According to a new report released on Tuesday by the Canadian Cancer Society (CCS), the prevalence of cancer is “both a reason for optimism and concern.”
Ten years ago the prevalence figure was estimated to be one million, meaning more people are surviving now, but also more people are getting cancer.
Data from 2018 included that an estimated 1.5 million people currently alive in Canada had been diagnosed with cancer at some point in the previous 25 years. Almost 60 per cent of them were diagnosed five to 25 years ago – showing that the majority were living long-term with or after cancer.
“Investments in research are paying off in the form of better methods of timely detection and more effective treatments, and as a result, we’re now seeing more people surviving cancer and living longer with and beyond the disease,” Dr.
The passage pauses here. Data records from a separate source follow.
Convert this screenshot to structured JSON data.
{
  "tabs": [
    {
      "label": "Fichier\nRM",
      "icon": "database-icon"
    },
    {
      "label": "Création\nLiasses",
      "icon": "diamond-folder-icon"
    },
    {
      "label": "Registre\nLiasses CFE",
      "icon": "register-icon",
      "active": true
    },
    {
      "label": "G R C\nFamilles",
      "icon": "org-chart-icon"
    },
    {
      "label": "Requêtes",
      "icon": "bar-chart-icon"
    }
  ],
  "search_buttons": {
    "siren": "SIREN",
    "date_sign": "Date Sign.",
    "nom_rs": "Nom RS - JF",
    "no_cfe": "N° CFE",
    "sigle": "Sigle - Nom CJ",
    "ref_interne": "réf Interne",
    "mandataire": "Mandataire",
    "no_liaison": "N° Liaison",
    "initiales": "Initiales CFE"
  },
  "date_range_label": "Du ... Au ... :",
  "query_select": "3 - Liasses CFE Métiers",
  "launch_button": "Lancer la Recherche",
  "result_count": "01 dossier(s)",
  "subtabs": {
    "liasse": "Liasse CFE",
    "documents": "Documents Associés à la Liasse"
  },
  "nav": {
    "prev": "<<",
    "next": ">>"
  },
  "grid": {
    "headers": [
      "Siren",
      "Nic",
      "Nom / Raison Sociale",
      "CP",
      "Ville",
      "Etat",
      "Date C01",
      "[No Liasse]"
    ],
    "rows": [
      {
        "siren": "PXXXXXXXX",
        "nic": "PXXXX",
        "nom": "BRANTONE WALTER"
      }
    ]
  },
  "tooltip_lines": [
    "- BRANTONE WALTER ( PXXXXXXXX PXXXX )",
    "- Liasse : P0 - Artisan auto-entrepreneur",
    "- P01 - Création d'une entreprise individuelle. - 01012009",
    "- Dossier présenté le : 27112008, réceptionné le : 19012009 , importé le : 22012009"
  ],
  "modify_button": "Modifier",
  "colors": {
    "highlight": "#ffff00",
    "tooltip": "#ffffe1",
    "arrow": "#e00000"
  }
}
Jennifer Gillis, senior manager of Surveillance at CCS said in a news release published on Tuesday. “There has been much accomplished for us to collectively celebrate but these new data also reveal that our work is not nearly done.”
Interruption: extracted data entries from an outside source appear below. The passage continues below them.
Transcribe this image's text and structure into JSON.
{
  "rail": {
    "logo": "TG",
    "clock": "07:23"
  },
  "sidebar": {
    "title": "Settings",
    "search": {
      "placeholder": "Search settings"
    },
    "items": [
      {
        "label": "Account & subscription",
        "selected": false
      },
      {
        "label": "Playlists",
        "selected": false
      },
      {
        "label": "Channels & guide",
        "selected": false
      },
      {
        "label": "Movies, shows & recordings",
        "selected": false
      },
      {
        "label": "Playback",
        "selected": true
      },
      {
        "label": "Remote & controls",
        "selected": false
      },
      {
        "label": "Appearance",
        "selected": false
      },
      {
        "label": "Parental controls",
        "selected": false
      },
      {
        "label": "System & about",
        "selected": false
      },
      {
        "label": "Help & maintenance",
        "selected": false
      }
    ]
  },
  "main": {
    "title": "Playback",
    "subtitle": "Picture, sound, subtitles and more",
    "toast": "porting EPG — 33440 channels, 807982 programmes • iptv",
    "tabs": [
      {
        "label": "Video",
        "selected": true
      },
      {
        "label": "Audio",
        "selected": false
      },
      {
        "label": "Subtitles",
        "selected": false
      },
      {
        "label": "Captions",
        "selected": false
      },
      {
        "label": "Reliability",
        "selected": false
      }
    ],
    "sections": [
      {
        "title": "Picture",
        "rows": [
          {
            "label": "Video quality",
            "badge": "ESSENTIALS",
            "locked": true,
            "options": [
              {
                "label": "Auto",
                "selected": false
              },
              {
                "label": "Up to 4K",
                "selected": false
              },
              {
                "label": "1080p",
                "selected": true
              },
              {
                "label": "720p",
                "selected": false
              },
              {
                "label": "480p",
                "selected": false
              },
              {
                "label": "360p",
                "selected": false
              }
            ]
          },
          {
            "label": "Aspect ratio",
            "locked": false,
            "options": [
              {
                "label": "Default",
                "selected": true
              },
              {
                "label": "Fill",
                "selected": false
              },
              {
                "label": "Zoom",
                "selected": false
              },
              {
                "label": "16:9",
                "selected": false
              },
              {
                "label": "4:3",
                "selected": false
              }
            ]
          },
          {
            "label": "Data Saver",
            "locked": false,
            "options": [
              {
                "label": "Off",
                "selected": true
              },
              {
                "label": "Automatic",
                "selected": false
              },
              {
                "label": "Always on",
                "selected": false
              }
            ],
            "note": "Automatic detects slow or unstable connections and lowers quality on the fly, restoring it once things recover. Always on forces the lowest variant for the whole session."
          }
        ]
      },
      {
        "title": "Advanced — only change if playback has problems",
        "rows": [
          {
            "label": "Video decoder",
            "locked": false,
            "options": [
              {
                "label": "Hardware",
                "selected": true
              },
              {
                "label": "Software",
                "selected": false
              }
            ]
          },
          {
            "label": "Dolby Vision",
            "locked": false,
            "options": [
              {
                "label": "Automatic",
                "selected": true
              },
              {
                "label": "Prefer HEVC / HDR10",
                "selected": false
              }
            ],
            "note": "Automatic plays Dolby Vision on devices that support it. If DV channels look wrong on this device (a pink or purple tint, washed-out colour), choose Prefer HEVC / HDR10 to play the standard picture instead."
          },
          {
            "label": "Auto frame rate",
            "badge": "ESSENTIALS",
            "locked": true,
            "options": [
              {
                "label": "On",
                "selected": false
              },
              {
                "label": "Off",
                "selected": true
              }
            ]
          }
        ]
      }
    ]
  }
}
The statistics show that approximately 193,000 people were diagnosed with cancer in 2012, while in 2017, the number of people diagnosed with cancer jumped to 206,000. The report estimates that at least 233,900 people will be diagnosed with cancer in 2022.
Canada’s growing and aging population have been highlighted as two factors for the growth in cancer incidences.
“Increasing prevalence – more people being diagnosed and more surviving – creates long-term strain on our health-care system and underlines why we must work together to create a system that can evolve as patients’ needs evolve from diagnosis through survival or end of life care,” Gillis said.
The report said that the pandemic has caused delays and interrupted the care for many cancer patients, which may result in late-stage diagnoses.
“Timely and accurate data on cancer prevalence in Canada is critical to understanding the disease’s toll on society and our health-care system. Data are invaluable in assessing cancer outcomes, measuring how far we’ve come, and identifying areas for improvement,” said Jeff Latimer, director general of Statistics Canada’s Health Statistics Branch.
Data collected for the cancer report included that the two-year prevalence proportion was higher in people living in rural than urban areas, and that the relationship between income and prevalence varied depending on the type of cancer.
For example, those living in higher-income neighbourhoods had a higher prevalence of breast and prostate cancers, while those in lower-income neighbourhoods had a higher rate of colorectal and lung cancers.
And over the last 25 years, the proportion of cases diagnosed in eastern Canadian provinces were higher than in central and western Canada.